Reprise parlementaire: premier duel sans hostilité entre Legault et Anglade

QUÉBEC — Le premier affrontement entre le premier ministre François Legault et la nouvelle cheffe de l’opposition officielle, Dominique Anglade, n’a donné lieu à aucune passe d’armes, mercredi.

Pour sa première période de questions à l’Assemblée nationale dans ses fonctions de cheffe de parti, Mme Anglade a plutôt choisi d’adopter un ton posé, en demandant au premier ministre pourquoi le Québec était frappé plus durement que les autres provinces du pays par la pandémie de COVID-19.

Sur le même ton, le premier ministre Legault a réaffirmé que le gouvernement était mal préparé à gérer la situation dans les centres d’hébergement et de soins de longue durée (CHSLD), où surviennent la plupart des décès attribuables au virus. Il a promis une fois de plus une réforme majeure des CHSLD.

Exceptionnellement, la reprise des travaux parlementaires, après une éclipse de deux mois, a donné lieu à deux périodes de questions, mercredi matin.

Le premier ministre était absent de la deuxième.

Dans ses questions, Mme Anglade a aussi réclamé plus de transparence dans les critères retenus par le gouvernement pour procéder au déconfinement du Québec.

La prochaine période de questions aura lieu le 26 mai. Le Parlement fait relâche la semaine prochaine.

En conférence de presse par la suite, sa première en tant que cheffe de parti, Mme Anglade a observé qu’on devrait revoir le modèle d’intervention gouvernementale auprès des personnes âgées, en privilégiant les soins à domicile plutôt que les centres d’hébergement et de soins de longue durée (CHSLD), de même que la construction de maisons des aînés, projet cher au gouvernement Legault.

«Au lieu d’investir dans le béton, je pense qu’on doit investir dans les relations», a fait valoir la cheffe de l’opposition officielle.

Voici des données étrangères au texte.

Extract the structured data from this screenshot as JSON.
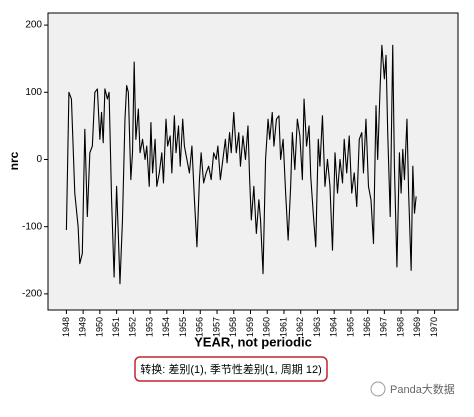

Les priorités «vont devoir être revues», et le gouvernement devra prendre du recul en misant «sur ce qui va réellement faire une différence», à la lumière de la crise sanitaire qui secoue le Québec, selon Mme Anglade.

Dans son esprit, donc, à compter de maintenant, tous les projets du gouvernement «doivent être réévalués».

Un Salon bleu minimaliste

Pour respecter les règles de distanciation, un nombre limité de parlementaires peut désormais siéger en même temps au Salon bleu, dont seulement une vingtaine d’élus de l’équipe gouvernementale.

Au total, le Salon bleu ne peut contenir que 36 des 125 députés à la fois, d’ici la fin de la session parlementaire, le 12 juin.

Au lendemain de la recommandation du premier ministre de porter un masque dans les lieux publics, aucun député n’en portait un au Salon bleu mercredi, même ceux qui n’avaient pas à prendre la parole.

Cependant, dans les corridors du parlement, la ministre des Relations internationales, Nadine Girault, se promenait masquée. Elle a mis une photo d’elle sur Twitter avec l’inscription suivante: «Ne prenez pas de chance. Faites comme moi. Portez le masque.»

Quelques autres élus en portaient un au moment d’entrer au Salon bleu.

Plus tôt, les leaders des trois partis d’opposition ont reproché au gouvernement de ne pas garantir la présence en Chambre des ministres les plus directement touchés par la crise sanitaire, au cours des prochaines semaines de travaux parlementaires.

Le leader parlementaire de l’opposition officielle, le libéral Marc Tanguay, a insisté pour affirmer qu’il était essentiel dans ce nouveau contexte que les ministres touchés de près par la gestion de la crise sanitaire (Santé, Éducation, Famille, Aînés) soient présents en Chambre chaque jour pour rendre des comptes.

Le leader parlementaire de Québec solidaire, Gabriel Nadeau-Dubois, a renchéri pour soutenir que c’était une question de «fair-play». Le gouvernement ne doit pas se servir des règles de distanciation comme prétexte pour soustraire certains ministres à leur obligation de rendre des comptes, a-t-il fait valoir.

«Il va manquer des joueurs importants» pour répondre aux questions de l’opposition, a ajouté le leader parlementaire de l’équipe péquiste, le député Martin Ouellet.